Memo to NFL teams: Want to get to the Super Bowl?
Get a good quarterback.
That might be ridiculously obvious, but seldom has the power of the passer been more on display than this postseason.
Six of the eight remaining quarterbacks finished the regular season ranked among the top 10 in passer rating: New Orleans' Drew Brees, Minnesota's Brett Favre, San Diego's Philip Rivers, Indianapolis' Peyton Manning, Dallas' Tony Romo and Arizona's Kurt Warner.
Today's divisional playoff games feature two quarterbacks with Hall of Fame credentials (Manning and Warner), one headed that way (Brees), and Baltimore's Joe Flacco, who last season became the only rookie quarterback to win two playoff games.
"At one time, and it wasn't so long ago, I was being asked, 'Hey, where have all the great quarterbacks gone?' " said Troy Aikman, Hall of Fame quarterback for the Cowboys and now a Fox analyst. "Now, you say, 'Man, there are a lot of them out there, and they're playing at a high level.' "
* Prior to this season, the record for 4,000-yard passers in a season was seven. There were 10 this season, and half of those are still playing -- Brees, Manning, Favre, Rivers and Romo.
* Three of the remaining quarterbacks -- Manning, Favre and Warner -- have won both a most-valuable-player award and Super Bowl MVP.
* Six of the NFL-record 12 quarterbacks to throw for at least 25 touchdowns in a season are still playing: Brees, Manning, Favre, Rivers, Romo and Warner.
* Only four rookie quarterbacks have won a playoff game in the Super Bowl era, and two of them are currently playing in this postseason -- Flacco and Mark Sanchez of the New York Jets. Of course, both of those players have benefited from outstanding defenses.
Statisticians might tell you that the NFL is a passing league, quarterback is the most important position on the field, and it's only natural that the best quarterbacks would still be around. It's also notable that the original field of 12 playoff teams also included New England's Tom Brady, Green Bay's Aaron Rodgers, Cincinnati's Carson Palmer and Philadelphia's Donovan McNabb.
"The world keeps spinning in the NFL, but it always rotates around the quarterback position," NBC's Cris Collinsworth said.
"You couldn't put a price on Peyton. What would it take to give up Peyton Manning? It's almost laughable to even consider that. There's just no other position like it."

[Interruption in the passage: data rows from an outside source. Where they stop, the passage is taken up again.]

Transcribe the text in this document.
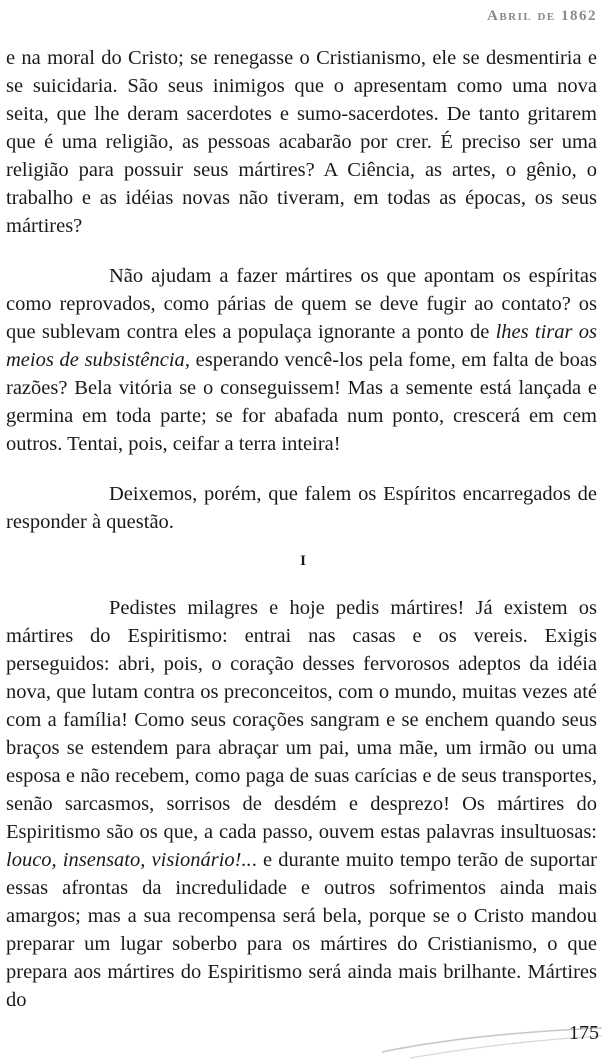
Abril de 1862

e na moral do Cristo; se renegasse o Cristianismo, ele se desmentiria e se suicidaria. São seus inimigos que o apresentam como uma nova seita, que lhe deram sacerdotes e sumo-sacerdotes. De tanto gritarem que é uma religião, as pessoas acabarão por crer. É preciso ser uma religião para possuir seus mártires? A Ciência, as artes, o gênio, o trabalho e as idéias novas não tiveram, em todas as épocas, os seus mártires?

Não ajudam a fazer mártires os que apontam os espíritas como reprovados, como párias de quem se deve fugir ao contato? os que sublevam contra eles a populaça ignorante a ponto de lhes tirar os meios de subsistência, esperando vencê-los pela fome, em falta de boas razões? Bela vitória se o conseguissem! Mas a semente está lançada e germina em toda parte; se for abafada num ponto, crescerá em cem outros. Tentai, pois, ceifar a terra inteira!

Deixemos, porém, que falem os Espíritos encarregados de responder à questão.

I

Pedistes milagres e hoje pedis mártires! Já existem os mártires do Espiritismo: entrai nas casas e os vereis. Exigis perseguidos: abri, pois, o coração desses fervorosos adeptos da idéia nova, que lutam contra os preconceitos, com o mundo, muitas vezes até com a família! Como seus corações sangram e se enchem quando seus braços se estendem para abraçar um pai, uma mãe, um irmão ou uma esposa e não recebem, como paga de suas carícias e de seus transportes, senão sarcasmos, sorrisos de desdém e desprezo! Os mártires do Espiritismo são os que, a cada passo, ouvem estas palavras insultuosas: louco, insensato, visionário!... e durante muito tempo terão de suportar essas afrontas da incredulidade e outros sofrimentos ainda mais amargos; mas a sua recompensa será bela, porque se o Cristo mandou preparar um lugar soberbo para os mártires do Cristianismo, o que prepara aos mártires do Espiritismo será ainda mais brilhante. Mártires do

175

Warner and Rodgers reminded people of that last Sunday, each lighting up the opposing defense in a 51-45 overtime shootout, the highest-scoring playoff game in history.

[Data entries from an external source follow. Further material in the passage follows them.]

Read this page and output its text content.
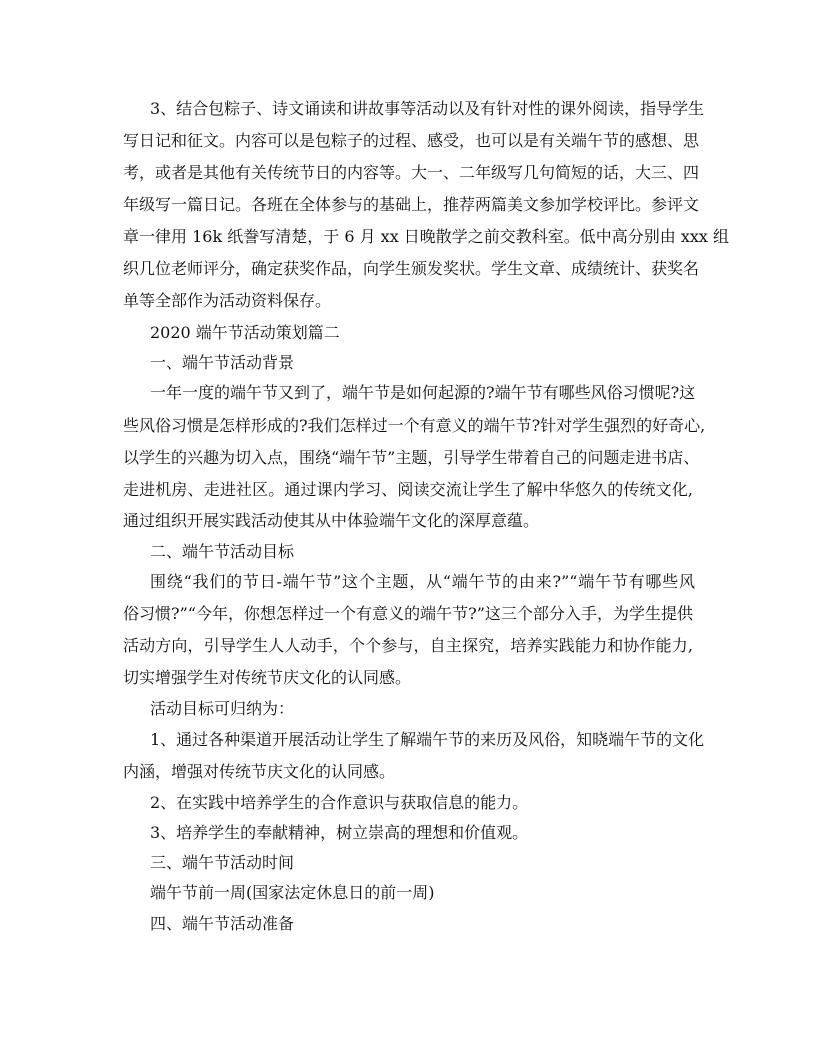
3、结合包粽子、诗文诵读和讲故事等活动以及有针对性的课外阅读，指导学生
写日记和征文。内容可以是包粽子的过程、感受，也可以是有关端午节的感想、思
考，或者是其他有关传统节日的内容等。大一、二年级写几句简短的话，大三、四
年级写一篇日记。各班在全体参与的基础上，推荐两篇美文参加学校评比。参评文
章一律用 16k 纸誊写清楚，于 6 月 xx 日晚散学之前交教科室。低中高分别由 xxx 组
织几位老师评分，确定获奖作品，向学生颁发奖状。学生文章、成绩统计、获奖名
单等全部作为活动资料保存。
2020 端午节活动策划篇二
一、端午节活动背景
一年一度的端午节又到了，端午节是如何起源的?端午节有哪些风俗习惯呢?这
些风俗习惯是怎样形成的?我们怎样过一个有意义的端午节?针对学生强烈的好奇心,
以学生的兴趣为切入点，围绕“端午节”主题，引导学生带着自己的问题走进书店、
走进机房、走进社区。通过课内学习、阅读交流让学生了解中华悠久的传统文化,
通过组织开展实践活动使其从中体验端午文化的深厚意蕴。
二、端午节活动目标
围绕“我们的节日-端午节”这个主题，从“端午节的由来?”“端午节有哪些风
俗习惯?”“今年，你想怎样过一个有意义的端午节?”这三个部分入手，为学生提供
活动方向，引导学生人人动手，个个参与，自主探究，培养实践能力和协作能力,
切实增强学生对传统节庆文化的认同感。
活动目标可归纳为：
1、通过各种渠道开展活动让学生了解端午节的来历及风俗，知晓端午节的文化
内涵，增强对传统节庆文化的认同感。
2、在实践中培养学生的合作意识与获取信息的能力。
3、培养学生的奉献精神，树立崇高的理想和价值观。
三、端午节活动时间
端午节前一周(国家法定休息日的前一周)
四、端午节活动准备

The two offenses combined for 1,024 yards (tied for third most in postseason history) and 62 first downs (Green Bay 32, Arizona 30), breaking the record of 59 set in a 1981 divisional game between San Diego and Miami.
Today's first game features the 38-year-old Warner, who last week further strengthened his case for Canton. He said after the Green Bay game that he thinks about retirement all the time but won't make that decision until after the season, when he can be more clinical and less emotional about it.
"The one thing I can say is, come playoffs I always have a lot more fun," he told New Orleans reporters in a conference call.
"There's something special about it. It's really the reason you play the game -- or that I play the game. I could care less about the first 16 [games] as long as you'd let me in the playoffs. It's the ultimate competition and to me, that's fun; that's what this game is all about."
The Saints have a star of their own in Brees, who set an NFL single-season record by completing 70.6% of his passes. He led the Saints to a franchise-record 13 victories, throwing for 4,388 yards and more than three times as many touchdowns (34) as interceptions (11).
In the night game, the Colts play host to Baltimore, and fans in Indianapolis have pinned their hopes on Manning. It will be the Colts' first home game since pulling a healthy Manning in the third quarter of a game against the Jets. To the anger and frustration of their fans, the Colts -- who were 14-0 at the time -- passed on the chance for a perfect season in hopes of keeping Manning healthy for the playoffs.
Their rationale? Without a great quarterback, they're just another team.